Com a Câmara do Porto a “não ajudar os vendedores ambulantes”, em Vila Nova de Gaia encontrou apoio autárquico para, durante o verão, sem cobrança de taxas pela autarquia, “vender pipocas, algodão doce e gelados no areinho de Oliveira do Douro”.

Findo o verão, começou então com os diretos e adicionou artigos à loja virtual, passando a vender também “produtos de higiene e limpeza pessoal e até pulseiras dispensadoras de gel desinfetante”, descreveu Maria Odete.

Garantindo que no Norte “há cada vez mais pessoas a comprar ‘online'”, associa o fenómeno ao facto de continuar a pontificar o medo numa franja da sociedade.

“Com o reabrir das feiras e mercados não se perderam clientes ‘online’, porque as pessoas sentem-se mais confortáveis a comprar assim”, afirmou.

Ainda assim, para Maria Odete, vender ‘online’ não rima com solução, mas com ilusão, na primeira vez que as emoções a assaltam na conversa com a Lusa, aqui e ali pontuada pelo piar do agapone (ave) da família que também quer ‘protagonismo’.

Com a voz embargada, aponta à linha do horizonte e, se lhe perguntam como vai ser o futuro, a vendedora ambulante responde que a sua “dor” é o que “vai acontecer a partir de agora”.

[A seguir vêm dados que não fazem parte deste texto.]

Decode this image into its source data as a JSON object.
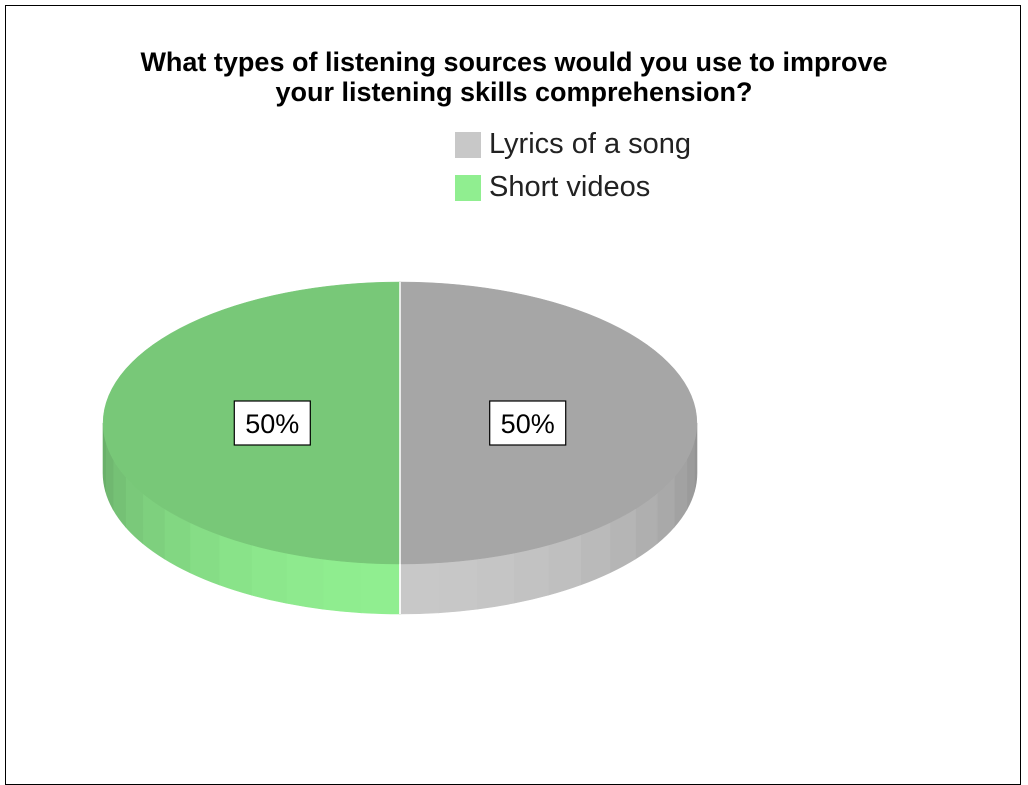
{
  "chart_data": {
    "type": "pie",
    "title_lines": [
      "What types of listening sources would you use to improve",
      "your listening skills comprehension?"
    ],
    "slices": [
      {
        "label": "Lyrics of a song",
        "value": 50,
        "display": "50%",
        "color": "#c8c8c8",
        "top_color": "#a6a6a6"
      },
      {
        "label": "Short videos",
        "value": 50,
        "display": "50%",
        "color": "#90ee90",
        "top_color": "#78c878"
      }
    ],
    "style": "3d",
    "legend_position": "top-right"
  }
}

“Para comer vai dar, o problema são as despesas, água, luz, renda. Tenho o seguro da carrinha e não sei como é que vou pagar. Tenho de magicar”, disse, deixando escapar por entre um gesto de mãos à cabeça na pequena sala da casa.

Os diretos são sempre à noite e evita fazê-los “todos os dias para não cansar as clientes”.

Maria Odete descreveu que “podem durar até cerca de duas horas” e que o “preço das peças inclui as despesas com o correio”.

O pagamento é feito por transferência bancária ou MBWay, disse, confidenciando que nas vendas ganha “entre um e cinco euros”.

“A minha mãe, graças a Deus, não me ensinou a roubar, a matar ou a passar droga. Eu só sei vender. Eu peço a licença [à câmara] e eles não me dão? Se eu tiver de pegar em alguma coisa e ir para a rua vender, eu faço isso, não tenho problema. Não tenho medo de ser multada”, frisou.